Architect Multi-Step Agents for Personalized Healthcare Queries
Root agents orchestrate sub-agents as tools: query agent accesses Bigtable via SQL for patient data (profile, prescriptions, visits, tests column families keyed by user email); search agent grounds responses with Google Search and Maps for nearby facilities; booking agent checks calendar availability and creates events. Pre-agent tools provide context—get profile info fetches age, gender, zip code for personalization; update time supplies current date for relative filters like "past 3 months." Agent instructions enforce markdown tables for multi-result responses and Recharts JSON for interactive charts (e.g., test results over time with start/end dates and result limits). This agent-as-tool pattern handles operational queries efficiently, as context windows expand and token costs drop, avoiding full data dumps.
For complex reasoning, root agent chains sub-agent calls: retrieves medical history from Bigtable, combines with profile data, searches for age-appropriate norms (e.g., colonoscopy frequency), and synthesizes responses. Relative time parsing identifies past (March 2nd) vs. future (June 11th, 2026) dates, links descriptions (flu shot in checkup note), and associates synonyms (high blood pressure = hypertension → cardiologist).
Enforce Row-Level Security and Type Safety in Database Tools
Bigtable's ADK query tool converts SQL into function tools in few lines: parameterize queries with Pydantic for type enforcement (dates, integers) blocking SQL injection (e.g., attempts to bypass row key filters). Tool context passes user identity (from OAuth scopes including Google Calendar) for row-level access control (RLAC)—filter WHERE row_key = user_email without agent visibility, preventing impersonation since agents run as service accounts.

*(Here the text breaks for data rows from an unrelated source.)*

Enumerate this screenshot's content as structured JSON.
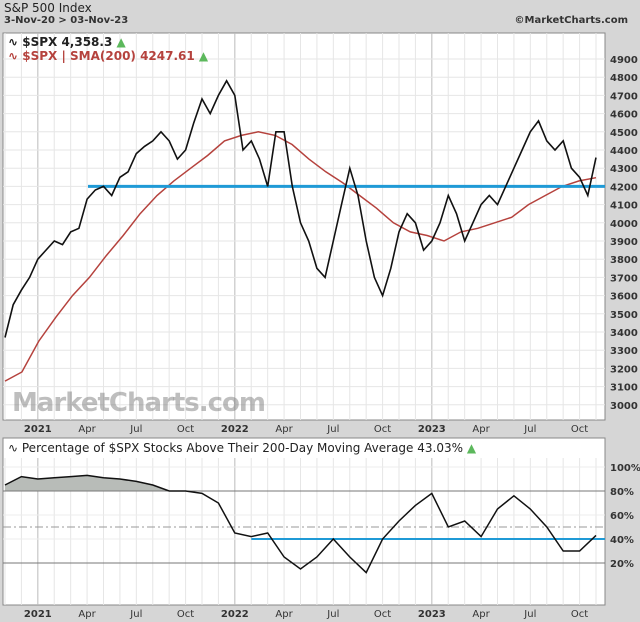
{
  "header": {
    "title": "S&P 500 Index",
    "date_range": "3-Nov-20 > 03-Nov-23",
    "brand": "©MarketCharts.com",
    "watermark": "MarketCharts.com"
  },
  "legend": {
    "spx": "$SPX 4,358.3",
    "sma": "$SPX | SMA(200) 4247.61",
    "pct": "Percentage of $SPX Stocks Above Their 200-Day Moving Average 43.03%",
    "up_icon": "triangle-up",
    "line_icon": "line-chart-icon"
  },
  "colors": {
    "price": "#111111",
    "sma": "#b5423d",
    "support": "#1f9ad6",
    "up": "#5cb85c",
    "fill": "#b8bcb8"
  },
  "chart_data": [
    {
      "type": "line",
      "title": "S&P 500 Index",
      "ylim": [
        3000,
        4900
      ],
      "yticks": [
        3000,
        3100,
        3200,
        3300,
        3400,
        3500,
        3600,
        3700,
        3800,
        3900,
        4000,
        4100,
        4200,
        4300,
        4400,
        4500,
        4600,
        4700,
        4800,
        4900
      ],
      "xticks": [
        "2021",
        "Apr",
        "Jul",
        "Oct",
        "2022",
        "Apr",
        "Jul",
        "Oct",
        "2023",
        "Apr",
        "Jul",
        "Oct"
      ],
      "x_start": "2020-11-03",
      "x_end": "2023-11-03",
      "horizontal_line": 4200,
      "series": [
        {
          "name": "$SPX",
          "x_step": "half-month",
          "values": [
            3370,
            3550,
            3630,
            3700,
            3800,
            3850,
            3900,
            3880,
            3950,
            3970,
            4130,
            4180,
            4200,
            4150,
            4250,
            4280,
            4380,
            4420,
            4450,
            4500,
            4450,
            4350,
            4400,
            4550,
            4680,
            4600,
            4700,
            4780,
            4700,
            4400,
            4450,
            4350,
            4200,
            4500,
            4500,
            4200,
            4000,
            3900,
            3750,
            3700,
            3900,
            4100,
            4300,
            4150,
            3900,
            3700,
            3600,
            3750,
            3950,
            4050,
            4000,
            3850,
            3900,
            4000,
            4150,
            4050,
            3900,
            4000,
            4100,
            4150,
            4100,
            4200,
            4300,
            4400,
            4500,
            4560,
            4450,
            4400,
            4450,
            4300,
            4250,
            4150,
            4358.3
          ]
        },
        {
          "name": "$SPX | SMA(200)",
          "x_step": "month",
          "values": [
            3130,
            3180,
            3350,
            3480,
            3600,
            3700,
            3820,
            3930,
            4050,
            4150,
            4230,
            4300,
            4370,
            4450,
            4480,
            4500,
            4480,
            4430,
            4350,
            4280,
            4220,
            4150,
            4080,
            4000,
            3950,
            3930,
            3900,
            3950,
            3970,
            4000,
            4030,
            4100,
            4150,
            4200,
            4230,
            4247.61
          ]
        }
      ]
    },
    {
      "type": "area",
      "title": "Percentage of $SPX Stocks Above Their 200-Day Moving Average",
      "ylim": [
        0,
        100
      ],
      "yticks": [
        "20%",
        "40%",
        "60%",
        "80%",
        "100%"
      ],
      "xticks": [
        "2021",
        "Apr",
        "Jul",
        "Oct",
        "2022",
        "Apr",
        "Jul",
        "Oct",
        "2023",
        "Apr",
        "Jul",
        "Oct"
      ],
      "reference_lines": [
        80,
        50,
        20
      ],
      "horizontal_line": 40,
      "series": [
        {
          "name": "Percentage of $SPX Stocks Above Their 200-Day Moving Average",
          "x_step": "month",
          "values": [
            85,
            92,
            90,
            91,
            92,
            93,
            91,
            90,
            88,
            85,
            80,
            80,
            78,
            70,
            45,
            42,
            45,
            25,
            15,
            25,
            40,
            25,
            12,
            40,
            55,
            68,
            78,
            50,
            55,
            42,
            65,
            76,
            65,
            50,
            30,
            30,
            43.03
          ]
        }
      ]
    }
  ]
}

Column families act as SQL maps: tests family keys test types (glucose, cholesterol) with timestamped JSON values. Single queries suffice for most user data (recent orders/tickets); for heavy analytics, use Data Agent Developer Platform (faceted search) or Conversational Analytics API.
Iterate with Evals, Self-Tuning, and Injection Guards
ADK evals visualize agent traces (sub-agent calls, tool inputs) to debug regressions during instruction/tool tweaks. Implement hill-climbing loops: agent runs evals, suggests improvements (e.g., better prompts), applies changes, re-runs—achieving self-tuning without manual intervention.
Integrate ADK calendar tools (find availability, create/modify/cancel events) scoped to user identity. Guard inputs/outputs with Model Armor templates (injection, jailbreaking controls) via callbacks: blocks prompt injections like "ignore previous instructions" and sensitive data (SSNs, credit cards). OAuth setup requires client ID/secret, origins/redirect URIs, and scopes for calendar/database access.
This stack delivers production-ready agents: authenticates users, personalizes via DB+context, reasons multi-step, visualizes data, books actions, and stays secure—demo data randomly generated in Bigtable patients table.